119
Wij zijn overtuigd, dat hieraan te weinig gedacht wordt.
Een boerenleenbank mag aan hare leden geen voorschotten
geven op langen termijn. Dat weten allen. De reden hiervan
ligt voor de hand. De boerenleenbanken immers, ontvangen
geld in de spaarbanken en de spaarders kunnen ten allen
tijde hun ingelegd geld terugbekomen, met een korten op
zeggingstermijn.
Hoe zal eene boerenleenbank dat geld kunnen teruggeven,
als zij groote bedragen voor een tijd van 20 jaren en
meer zou vastgelegd hebben?
Daarom zorgen er de Statuten voor dat bovenstaande
regel zoo goed mogelijk worde nagekomen.
En wel op de volgende wijze:
1. Als eene boerenleenbank een voorschot geeft voor
langer dan één jaar moet elk jaar een gedeelte worden
afgelost. (Art. 49. I 2°)
Telken jare keert dus een gedeelte van het voorschot terug.
2. Als eene boerenleenbank voorschotten voor langer dan
tien jaren wenscht te geven moet de goedkeuring van het
Bestuur der Centrale Boerenleenbank verkregen worden,
indien de voorschotten het bedrag van duizend gulden te
boven gaan. (Art. 49. I 6°)
Door deze bepaling is het wel mogelijk een landbouwer,
die een klein stukje grond, beneden de waarde van duizend
gulden, wil koopen, aan het benoodigde geld te helpen, dat
hij in een tijdsverloop van, bijvoorbeeld, 20 jaren kan terug
betalen maar tevens wordt door deze bepaling voorkomen,
dat groote bedragen voor lange jaren zullen worden vastgelegd.

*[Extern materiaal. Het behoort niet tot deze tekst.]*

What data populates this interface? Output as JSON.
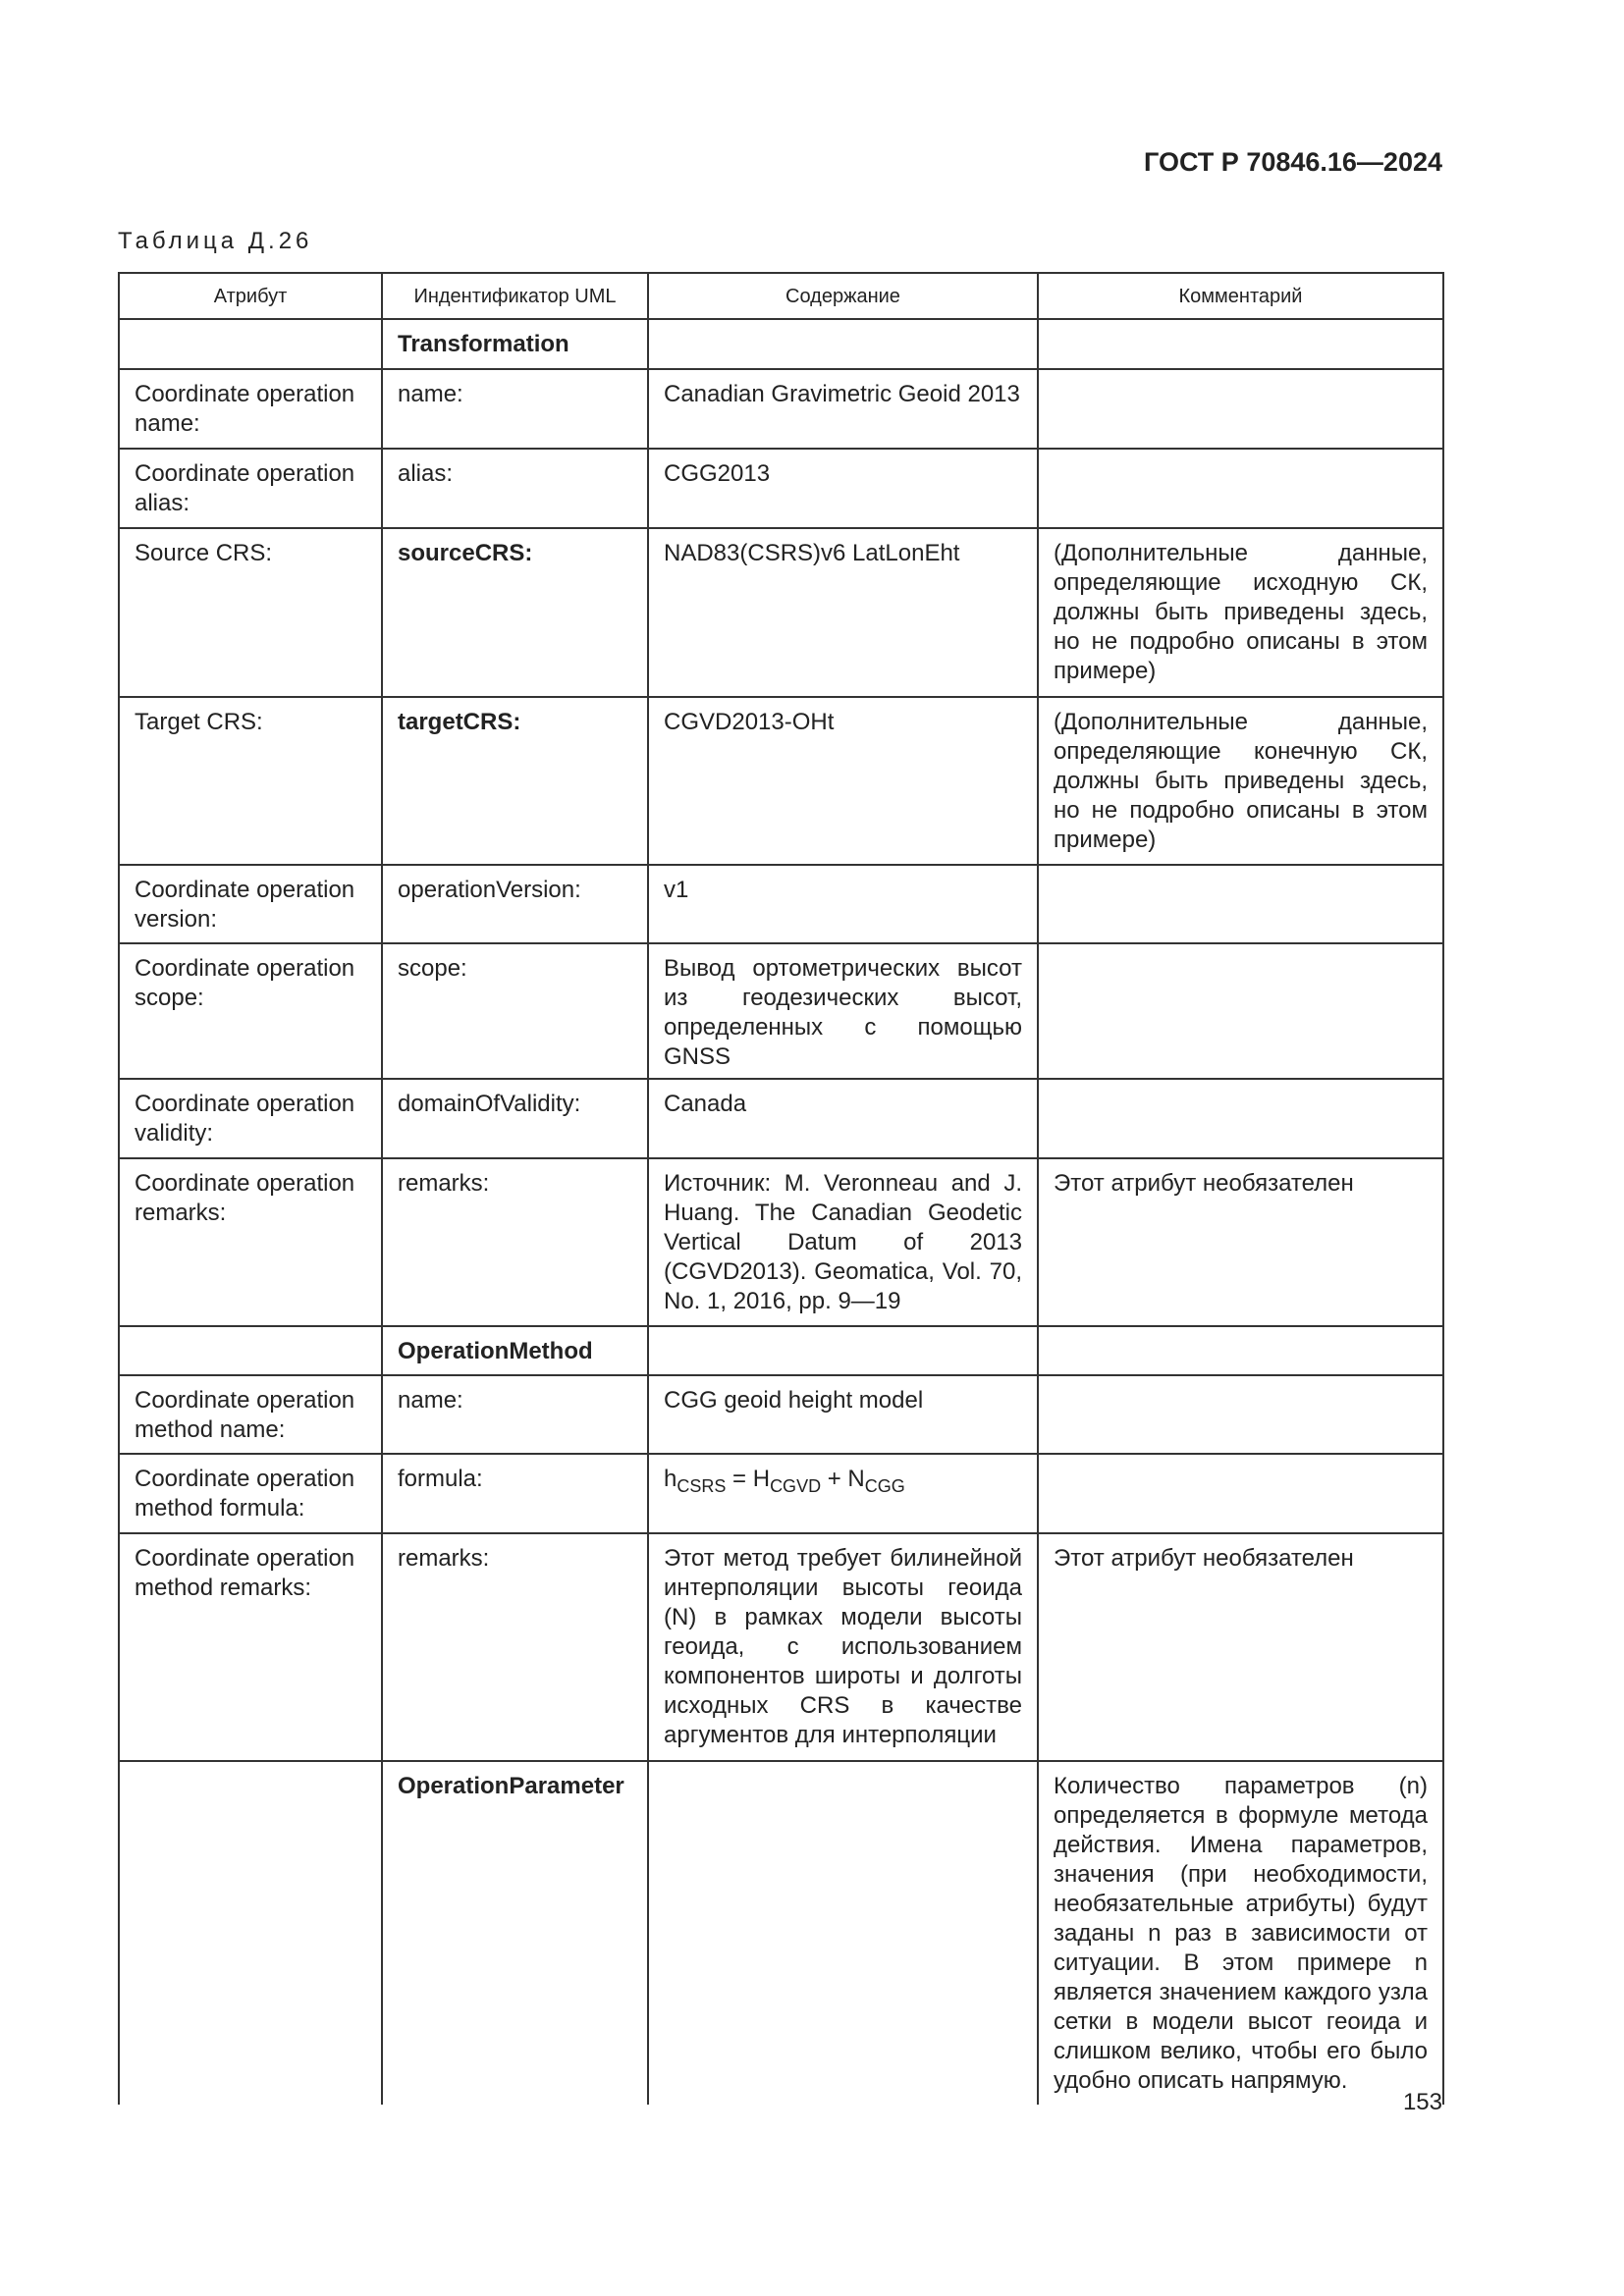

In ieder afzonderlijk geval zal de Centrale Boerenleenbank
te beoordeelen hebben, of een crediet van hooger dan duizend
gulden, voor langer dan tien jaren kan verleend worden. Bij
de beoordeeling zal de Centrale Boerenleenbank o.a. letten,
op de grootte der som van de spaargelden, na aftrek van
de reeds gegeven voorschottenop den langeren of korteren
duur, dat de spaargelden in de aanvragende boerenleenbank
blijven staan; op de gelden, die reeds voor een langeren
termijn zijn vastgezet; op de mogelijkheid van terugbetaling
door den voorschotnemer, in geval het voorschot vóór den
overeengekomen termijn zou moeten opgezegd worden, waartoe
de boerenleenbank zich steeds het recht voorbehoudt enz.